Al Liceo Alberti non cala la tensione, dopo quasi tre settimane di stop alle lezioni. Sul sito della scuola, una nota annuncia il parere negativo dell’Usr all’utilizzo della didattica a distanza. La notizia è accolta male da varie famiglie. E anche per questo, ma non solo, per martedì 17 febbraio i genitori hanno indetto una protesta. Nel mirino ci sono la Città Metropolitana di Napoli, proprietaria del plesso, e la ditta dei lavori, finanziati dal Pnrr e partiti quasi 2 anni fa. Il cantiere dovrebbe essere in dirittura d’arrivo. Tuttavia la preside Silvia Parigi giorni fa, in una lettera pubblica, ha denunciato i disagi di un biennio di convivenza tra comunità scolastica e lavori.
In tutto ciò, l’ultima tegola – specificano dalla Città Metropolitana – non sarebbe nemmeno riconducibile al cantiere. Il parziale distacco della scala antincendio, causa dell’interruzione alle attività didattiche, sarebbe dovuto ad una perdita idrica. Ma è soltanto l’ultimo guaio, in ordine di tempo, di questi anni travagliati al liceo di via Pigna. “Il Direttore Generale dell’Usr Campania – comunica la scuola – ha espresso parere negativo riguardo all’utilizzo della Ddi, anche in situazione emergenziale”. E pertanto, “in mancanza di diverse disposizioni da parte del medesimo ufficio e/o dell’Ufficio Tecnico della Città Metropolitana, e – precisa la comunicazione – nel rispetto delle delibere acquisite dagli OO. CC.(organismi collegiali, ndr), si dispone l’allegato turno di rotazione delle classi dal 18 al 21 febbraio”.

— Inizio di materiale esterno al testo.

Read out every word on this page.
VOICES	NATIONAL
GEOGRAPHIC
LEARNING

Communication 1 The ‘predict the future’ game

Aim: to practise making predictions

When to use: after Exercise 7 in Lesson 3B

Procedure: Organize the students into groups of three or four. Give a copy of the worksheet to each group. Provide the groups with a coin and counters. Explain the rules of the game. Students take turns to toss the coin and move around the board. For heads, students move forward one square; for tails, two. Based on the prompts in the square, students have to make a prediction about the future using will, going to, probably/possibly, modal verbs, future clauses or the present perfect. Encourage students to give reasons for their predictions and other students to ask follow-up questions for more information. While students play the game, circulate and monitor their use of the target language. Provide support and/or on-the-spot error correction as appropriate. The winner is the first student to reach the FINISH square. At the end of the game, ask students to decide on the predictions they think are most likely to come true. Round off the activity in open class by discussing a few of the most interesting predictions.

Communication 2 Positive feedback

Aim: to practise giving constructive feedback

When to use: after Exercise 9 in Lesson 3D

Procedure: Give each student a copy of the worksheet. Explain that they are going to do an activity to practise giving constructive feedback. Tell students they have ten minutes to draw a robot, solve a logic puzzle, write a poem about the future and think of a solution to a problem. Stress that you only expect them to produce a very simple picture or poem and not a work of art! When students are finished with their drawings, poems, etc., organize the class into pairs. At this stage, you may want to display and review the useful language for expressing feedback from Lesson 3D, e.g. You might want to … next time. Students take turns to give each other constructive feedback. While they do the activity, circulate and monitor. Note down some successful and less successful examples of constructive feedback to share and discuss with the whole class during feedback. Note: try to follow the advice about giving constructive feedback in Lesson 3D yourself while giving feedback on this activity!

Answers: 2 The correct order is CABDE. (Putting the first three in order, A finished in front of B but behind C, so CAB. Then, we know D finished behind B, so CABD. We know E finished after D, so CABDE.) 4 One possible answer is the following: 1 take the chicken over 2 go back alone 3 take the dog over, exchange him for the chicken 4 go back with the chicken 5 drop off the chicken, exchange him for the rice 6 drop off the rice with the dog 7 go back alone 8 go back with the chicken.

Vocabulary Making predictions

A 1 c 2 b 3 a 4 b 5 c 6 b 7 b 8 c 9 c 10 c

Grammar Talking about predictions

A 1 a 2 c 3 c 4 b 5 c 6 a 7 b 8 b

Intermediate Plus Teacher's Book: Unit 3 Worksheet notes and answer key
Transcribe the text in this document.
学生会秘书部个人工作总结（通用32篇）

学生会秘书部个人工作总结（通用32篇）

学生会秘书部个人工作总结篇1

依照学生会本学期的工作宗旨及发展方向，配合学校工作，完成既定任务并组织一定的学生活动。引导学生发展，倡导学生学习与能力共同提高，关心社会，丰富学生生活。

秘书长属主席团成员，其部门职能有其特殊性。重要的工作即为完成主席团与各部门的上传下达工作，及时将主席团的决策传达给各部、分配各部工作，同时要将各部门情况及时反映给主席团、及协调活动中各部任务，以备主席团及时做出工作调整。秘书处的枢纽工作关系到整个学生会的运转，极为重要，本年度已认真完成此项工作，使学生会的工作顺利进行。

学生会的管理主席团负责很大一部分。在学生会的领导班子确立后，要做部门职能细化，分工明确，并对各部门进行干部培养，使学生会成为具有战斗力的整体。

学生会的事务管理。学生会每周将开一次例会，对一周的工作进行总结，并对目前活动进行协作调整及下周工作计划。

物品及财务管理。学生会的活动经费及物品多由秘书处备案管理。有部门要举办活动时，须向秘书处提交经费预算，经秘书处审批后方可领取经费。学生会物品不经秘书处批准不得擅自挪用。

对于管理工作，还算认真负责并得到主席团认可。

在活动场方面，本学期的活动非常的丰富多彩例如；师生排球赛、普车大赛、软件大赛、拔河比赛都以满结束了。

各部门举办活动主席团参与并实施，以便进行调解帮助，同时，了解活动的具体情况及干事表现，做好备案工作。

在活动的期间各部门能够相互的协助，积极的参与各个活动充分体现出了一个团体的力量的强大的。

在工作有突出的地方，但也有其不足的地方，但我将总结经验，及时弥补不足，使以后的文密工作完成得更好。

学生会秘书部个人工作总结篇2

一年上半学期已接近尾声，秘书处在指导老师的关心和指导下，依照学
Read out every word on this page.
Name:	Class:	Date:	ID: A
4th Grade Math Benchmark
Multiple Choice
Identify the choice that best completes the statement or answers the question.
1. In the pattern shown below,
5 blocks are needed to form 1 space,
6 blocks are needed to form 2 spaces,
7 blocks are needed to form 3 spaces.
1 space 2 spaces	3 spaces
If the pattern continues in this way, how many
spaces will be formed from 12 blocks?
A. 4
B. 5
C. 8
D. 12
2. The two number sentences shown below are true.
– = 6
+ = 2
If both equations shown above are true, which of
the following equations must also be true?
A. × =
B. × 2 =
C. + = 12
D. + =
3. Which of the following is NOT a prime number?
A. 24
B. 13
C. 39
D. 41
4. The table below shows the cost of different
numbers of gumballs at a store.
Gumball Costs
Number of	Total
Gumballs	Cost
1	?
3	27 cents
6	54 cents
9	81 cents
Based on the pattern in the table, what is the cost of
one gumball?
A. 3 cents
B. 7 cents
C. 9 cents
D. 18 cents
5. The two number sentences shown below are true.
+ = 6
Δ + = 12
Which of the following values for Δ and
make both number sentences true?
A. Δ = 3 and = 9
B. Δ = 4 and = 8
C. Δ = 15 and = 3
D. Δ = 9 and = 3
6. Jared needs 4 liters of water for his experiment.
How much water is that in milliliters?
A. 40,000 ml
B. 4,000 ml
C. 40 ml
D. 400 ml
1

In pratica, all’Alberti si va avanti così da una ventina di giorni: possono entrare solo 240 studenti su circa mille, due volte a settimana, per tre ore. Devono dividersi gli spazi del piano terra, unica area disponibile nell’immobile. La scala interna, infatti, è appena stata riconsegnata dopo l’intervento di riqualificazione: ma non è utilizzabile perché sarebbe l’unica via di fuga in caso di incendio. E la pazienza di molti sta giungendo al limite. Martedì prossimo alle 9:00, davanti all’Alberti, si terrà una manifestazione “per denunciare la grave situazione”. Lo slogan: “Uniamoci per difendere il diritto alla studio dei nostri ragazzi”. Secondo la nota diffusa dalle famiglie, “questa situazione è inaccettabile e va fermata”. Con Città Metropolitana e ditta dei lavori, le critiche colpiscono anche l’Ufficio scolastico regionale: avrebbe lasciato i ragazzi “senza alternative”, negando la didattica a distanza. Lo stesso giorno della protesta, si terrà un sopralluogo a scuola. Vigili del fuoco e tecnici della Città Metropolitana valuteranno, con la dirigente scolastica, soluzioni per alleggerire quantomeno l’emergenza.